Ce qui est beau, c'est de voir que l'or n'est pas juste considéré comme un mal que la nature humaine rechercherait par cupidité. C'est plus subtile que cela. L'introduction l'avait déjà suggéré, et l'apothéose vient avec cette discussion autour du feu des rêves de chacun. Tout le monde s'exprime avec simplicité, c'est très touchant, sauf un, qui n'a en tête aucun projet hormis le fait de dépenser. Le vide absolu. Et on voit bien que le coeur de la morale du film, c'est ça, beau et simple à la fois : qu'est-ce qui vaut plus que l'or ? Nos rêves ? La vie humaine ? Le sacré ? Le final est très bon avec la montagne, traitée comme une femme qui a accouché et qu'on traite en conséquence. Puis après, j'ai apprécié que l'aventure ne se termine pas avec la prospection (comme le début), et aille au bout du schéma des personnages et de leurs aspirations (le vieux trouve un petit coin de paradis inespéré, et le duo de départ, sans la présence de ce dernier qui apportait un équilibre nécessaire, se retrouve déchiré par la question du partage), mais je trouve qu'il y a quelques longueurs vers la fin (dès lors que les mexicains s'emparent de l'or, jusqu'à ce que les sacs soient retrouvés).
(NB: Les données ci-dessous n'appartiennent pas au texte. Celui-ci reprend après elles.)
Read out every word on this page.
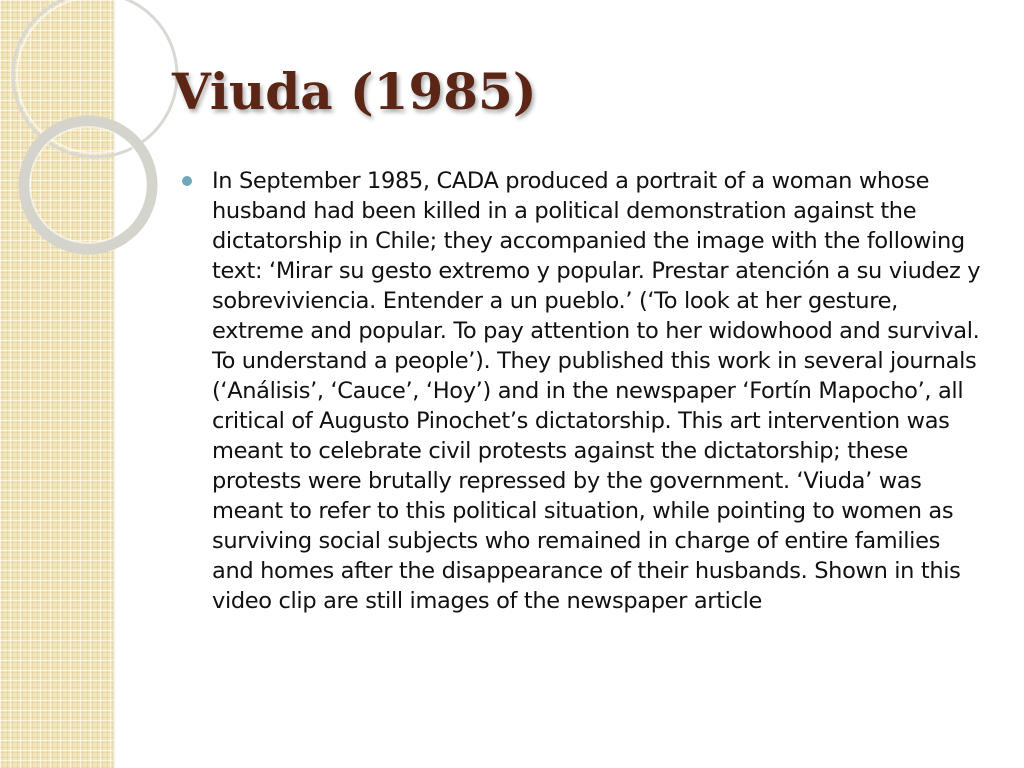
Viuda (1985)

In September 1985, CADA produced a portrait of a woman whose husband had been killed in a political demonstration against the dictatorship in Chile; they accompanied the image with the following text: ‘Mirar su gesto extremo y popular. Prestar atención a su viudez y sobreviviencia. Entender a un pueblo.’ (‘To look at her gesture, extreme and popular. To pay attention to her widowhood and survival. To understand a people’). They published this work in several journals (‘Análisis’, ‘Cauce’, ‘Hoy’) and in the newspaper ‘Fortín Mapocho’, all critical of Augusto Pinochet’s dictatorship. This art intervention was meant to celebrate civil protests against the dictatorship; these protests were brutally repressed by the government. ‘Viuda’ was meant to refer to this political situation, while pointing to women as surviving social subjects who remained in charge of entire families and homes after the disappearance of their husbands. Shown in this video clip are still images of the newspaper article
Par ailleurs, les mexicains sont utilisés au minimum, assez caricaturaux : ou bien croyants, ou bien des shérifs sans pitié, ou bien des voleurs, mais dans le fond assez bêtes. Puis je ne comprends pas pourquoi les dernières scènes tout en espagnol n'ont pas été traduites (en tous cas en Z1. Heureusement, ce n'est pas trop gênant pour la compréhension globale), comme si ce n'était pas important pour le spectateur. Par contre le mot de la fin est chouette, très ironique, et ça recolle avec l'esprit de la montagne. Une fin qui aurait donc mérité d'être un peu plus sèche pour avoir plus d'impact, car on voit trop les choses arriver (c'est le revers de la médaille d'un scénario trop travaillé : c'est tellement huilé que tout est un peu sur des rails).